Les Outre-mer, aux avant-postes de l’ESS ? Une évidence pour la co-déléguée à l’Europe et à l’International pour ESS France Outre-mer. Du fait de leur histoire et de leurs pratiques de solidarité séculaires, ces territoires s’imposent comme des acteurs clés de l’ESS. « Les Outre-mer ont toujours été des terres de résilience, » rappelle Djémilah Hassani. « La solidarité y est une réalité quotidienne, que ce soit à travers les tontines, les coopératives ou les associations. La loi de 2014 a permis de donner un cadre à ces pratiques, mais aussi de leur ouvrir de nouvelles perspectives ». Mayotte, notamment, a joué un rôle précurseur. « Il y avait une tradition très forte de l’ESS à Mayotte. Grâce à la loi de 2014, nous avons créé des outils concrets pour accompagner les entreprises ESS, comme des dispositifs d’achat socialement responsable et des clauses environnementales dans les marchés publics. Cela a permis d’insérer des personnes éloignées de l’emploi et d’étendre la coopération régionale. En 2021, Mayotte était la plus grosse et la plus active CRESS de France ».

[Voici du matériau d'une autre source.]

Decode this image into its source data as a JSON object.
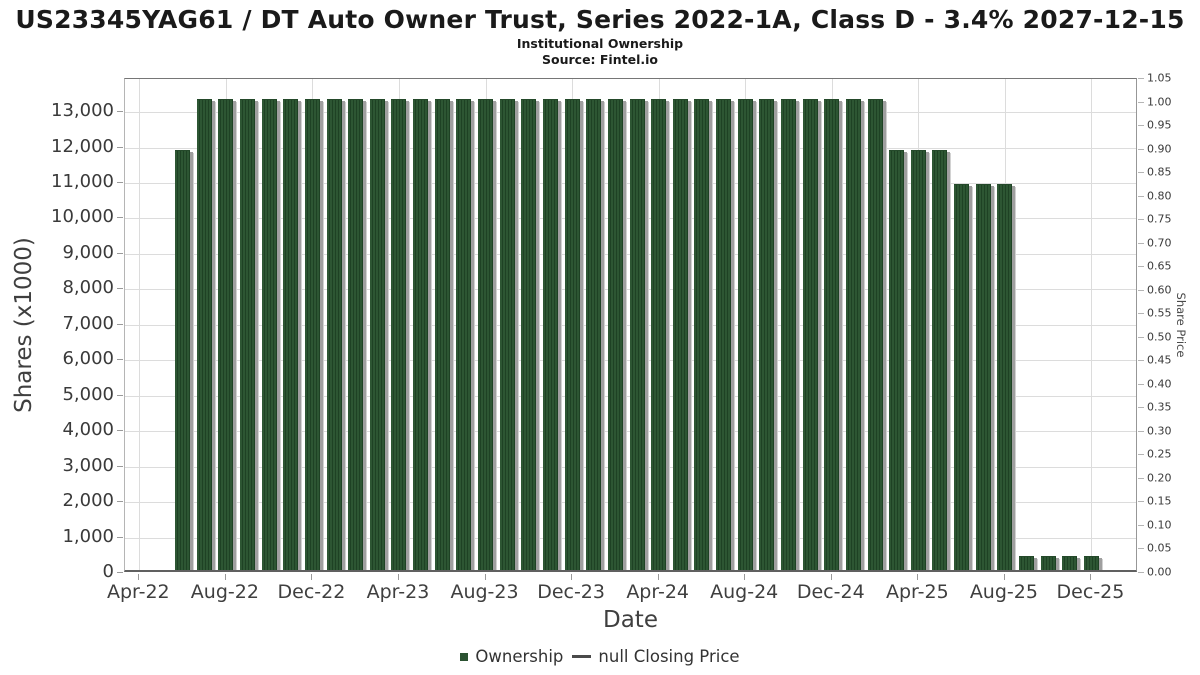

Cette dynamique a inspiré, peu de temps après, la création de l’ESS France Outre-mer, avec pour mission notamment l’appui à la gestion des CRESS dans leur création ou leur consolidation, ainsi que leur renforcement dans leurs missions régaliennes et leur inscription régionale.
Un agenda ambitieux
Pour Djémilah Hassani, la feuille de route des prochaines années est claire et ambitieuse : multiplier la création d’entreprises sociales, développer des projets innovants et renforcer l’impact humain et environnemental. « L’un de nos principaux objectifs est qu’il y ait un maximum de créations d’entreprises sociales. Nous voulons aller au-delà de l’image de la petite association de quartier pour inclure des coopératives agricoles, des crèches et même des banques ».
Des initiatives comme le dispositif Cap ESSor, qui préfinance les fonds européens pour compenser le manque de trésorerie des entreprises ESS, illustrent cette volonté de soutenir des projets d’envergure. ESS France Outre-mer met également l’accent sur la mesure de l’impact social et écologique. « Nous commençons à intégrer des instruments pour évaluer des éléments essentiels, comme le bien-être des habitants, l’emploi, ou encore l’impact environnemental des entreprises ESS. Cela permettrait d’affiner nos stratégies et d’assurer un développement durable et inclusif », souligne Djémilah Hassani. Enfin, l’un des projets phares sera la création de chaires dédiées à l’Économie Sociale et Solidaire par bassin, en partenariat avec des universités. « Ces chaires permettraient de produire de la connaissance sur l’ESS, en rassemblant les chercheurs autour de thématiques sociologiques, démographiques et économiques propres aux Outre-mer ».
Avec près de 5 029 entreprises ESS réparties dans les Outre-mer, représentant un demi-milliard d’euros de masse salariale brute annuelle et plus de 50 000 emplois recensés, les ambitions sont à la hauteur des enjeux pour consolider et étendre ce modèle économique qui place la solidarité, le mieux-vivre, ainsi que la protection et la préservation des ressources naturelles au cœur de ses préoccupations.